Oleh karena itu, dirangkum Ketua Yayasan Lembaga Bantuan Hukum Indonesia (YLBHI) Asfinawati, RUU
HIP tak mendesak sama sekali. "Ini berpotensi mengendalikan hak kebebasan berekspresi. Persis seperti
Orba. Karena terlihat sekali ada upaya memonopoli tafsir Pancasila,"

6. RUU HIP tidak terlalu urgen

Saat pandemi alangkah baiknya, jika semua perangkat negara dari mulai eksekutif, legislatif, hingga
yudikatif diminta agar lebih fokus menangani Covid-19 yang kini berdampak serius bagi kehidupan
masyarakat.

Kesimpulannya saya sangat setuju jika RUU HIP tidak dibahas lagi karena terdapat upaya menjauhkan
makna Ketuhanan Yang Maha Esa, ada yang berusaha ingin mengikis nilai religius bangsa. Padahal
Pancasila bagi Indonesia adalah sumber dari segala sumber dan antar sila tidak bisa dipisahkan ataupun
sampai "diperas". Saya lihat dimedia bahwa tujuannya RUU HIP itu pembinaan agar bangsa Indonesia
paham dan menjalankan Pancasila atau semacam penguatan Pancasila, tapi isi dari RUU HIP justru
mengabaikan makna dari nilai-nilai Pancasila.
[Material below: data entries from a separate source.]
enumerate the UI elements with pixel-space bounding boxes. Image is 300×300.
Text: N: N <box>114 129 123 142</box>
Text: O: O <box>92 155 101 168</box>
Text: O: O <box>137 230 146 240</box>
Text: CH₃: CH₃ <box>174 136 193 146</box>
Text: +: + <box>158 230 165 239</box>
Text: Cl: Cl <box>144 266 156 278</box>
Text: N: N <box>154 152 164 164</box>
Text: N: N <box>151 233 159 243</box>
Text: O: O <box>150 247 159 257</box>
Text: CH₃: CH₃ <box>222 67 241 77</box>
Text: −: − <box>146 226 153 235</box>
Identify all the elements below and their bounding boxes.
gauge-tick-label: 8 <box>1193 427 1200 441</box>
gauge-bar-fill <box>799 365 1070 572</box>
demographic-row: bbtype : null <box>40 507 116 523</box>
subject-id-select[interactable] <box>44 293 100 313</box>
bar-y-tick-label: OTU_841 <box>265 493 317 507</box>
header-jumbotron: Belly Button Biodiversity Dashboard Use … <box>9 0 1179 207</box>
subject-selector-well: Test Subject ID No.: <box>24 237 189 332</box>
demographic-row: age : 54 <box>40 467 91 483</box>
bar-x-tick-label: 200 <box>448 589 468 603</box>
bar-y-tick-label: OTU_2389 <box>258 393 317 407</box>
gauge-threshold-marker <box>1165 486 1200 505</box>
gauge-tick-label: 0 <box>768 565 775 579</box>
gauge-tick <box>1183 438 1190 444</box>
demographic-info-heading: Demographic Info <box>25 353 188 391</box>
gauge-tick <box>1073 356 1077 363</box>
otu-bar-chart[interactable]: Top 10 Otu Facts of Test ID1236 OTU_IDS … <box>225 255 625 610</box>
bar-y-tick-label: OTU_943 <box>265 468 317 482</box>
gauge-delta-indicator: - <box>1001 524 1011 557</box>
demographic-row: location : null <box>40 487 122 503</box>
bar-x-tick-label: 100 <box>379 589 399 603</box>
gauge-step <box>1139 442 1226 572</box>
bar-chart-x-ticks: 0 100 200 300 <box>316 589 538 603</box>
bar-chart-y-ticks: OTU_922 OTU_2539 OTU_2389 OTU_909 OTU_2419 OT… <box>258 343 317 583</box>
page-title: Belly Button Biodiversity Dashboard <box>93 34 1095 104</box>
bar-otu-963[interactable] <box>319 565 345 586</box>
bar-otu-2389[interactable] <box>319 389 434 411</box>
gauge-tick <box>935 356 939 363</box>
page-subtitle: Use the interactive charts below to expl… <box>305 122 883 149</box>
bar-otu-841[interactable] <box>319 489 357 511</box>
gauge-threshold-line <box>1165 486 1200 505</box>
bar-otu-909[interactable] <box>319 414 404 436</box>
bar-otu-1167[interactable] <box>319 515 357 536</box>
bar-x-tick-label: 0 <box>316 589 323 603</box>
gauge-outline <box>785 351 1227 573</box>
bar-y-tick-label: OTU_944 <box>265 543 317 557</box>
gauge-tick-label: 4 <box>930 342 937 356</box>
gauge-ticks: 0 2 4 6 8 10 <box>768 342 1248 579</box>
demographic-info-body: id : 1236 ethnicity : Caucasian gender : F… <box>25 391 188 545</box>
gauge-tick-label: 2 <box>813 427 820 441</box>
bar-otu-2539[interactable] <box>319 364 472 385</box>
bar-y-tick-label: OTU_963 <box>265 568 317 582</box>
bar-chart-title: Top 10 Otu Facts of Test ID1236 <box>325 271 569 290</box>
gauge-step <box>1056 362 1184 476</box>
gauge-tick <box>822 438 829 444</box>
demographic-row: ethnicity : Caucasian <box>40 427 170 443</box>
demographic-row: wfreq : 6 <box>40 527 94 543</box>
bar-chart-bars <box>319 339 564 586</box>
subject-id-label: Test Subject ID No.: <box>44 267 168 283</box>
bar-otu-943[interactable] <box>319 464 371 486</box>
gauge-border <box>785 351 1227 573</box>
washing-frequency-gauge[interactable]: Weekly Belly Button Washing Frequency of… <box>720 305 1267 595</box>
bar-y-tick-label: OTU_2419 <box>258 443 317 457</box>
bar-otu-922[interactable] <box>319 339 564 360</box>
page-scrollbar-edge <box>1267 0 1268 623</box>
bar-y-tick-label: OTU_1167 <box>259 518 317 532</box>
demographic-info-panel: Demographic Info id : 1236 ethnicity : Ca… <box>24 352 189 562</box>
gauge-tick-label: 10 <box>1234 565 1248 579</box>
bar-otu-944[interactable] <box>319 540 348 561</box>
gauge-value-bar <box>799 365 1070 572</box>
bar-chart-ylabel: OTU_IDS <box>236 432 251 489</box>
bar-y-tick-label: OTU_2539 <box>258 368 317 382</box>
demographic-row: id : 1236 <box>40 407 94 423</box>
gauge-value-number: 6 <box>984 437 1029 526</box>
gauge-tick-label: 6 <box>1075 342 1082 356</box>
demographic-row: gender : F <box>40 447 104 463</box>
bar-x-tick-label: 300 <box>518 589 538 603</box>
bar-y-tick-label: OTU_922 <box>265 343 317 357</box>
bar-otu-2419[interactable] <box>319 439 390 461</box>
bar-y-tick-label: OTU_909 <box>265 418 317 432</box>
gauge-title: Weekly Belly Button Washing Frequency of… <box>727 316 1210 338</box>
Pancasila adalah alat pemersatu bangsa namun dengan
adanya RUU HIP akan menimbulkan perpecahan bangsa Indonesia. Reaksi yang ditunjukkan sebagian
besar ormas, menurut saya sangat tepat karena ada peristiwa dan kesalahan yang sangat menyakiti
bangsa Indonesia, misalnya G 30 S PKI dan penyalahgunaan kekuasaan masa orba. Oleh sebab itu
mereka tidak ingin terulang kembali.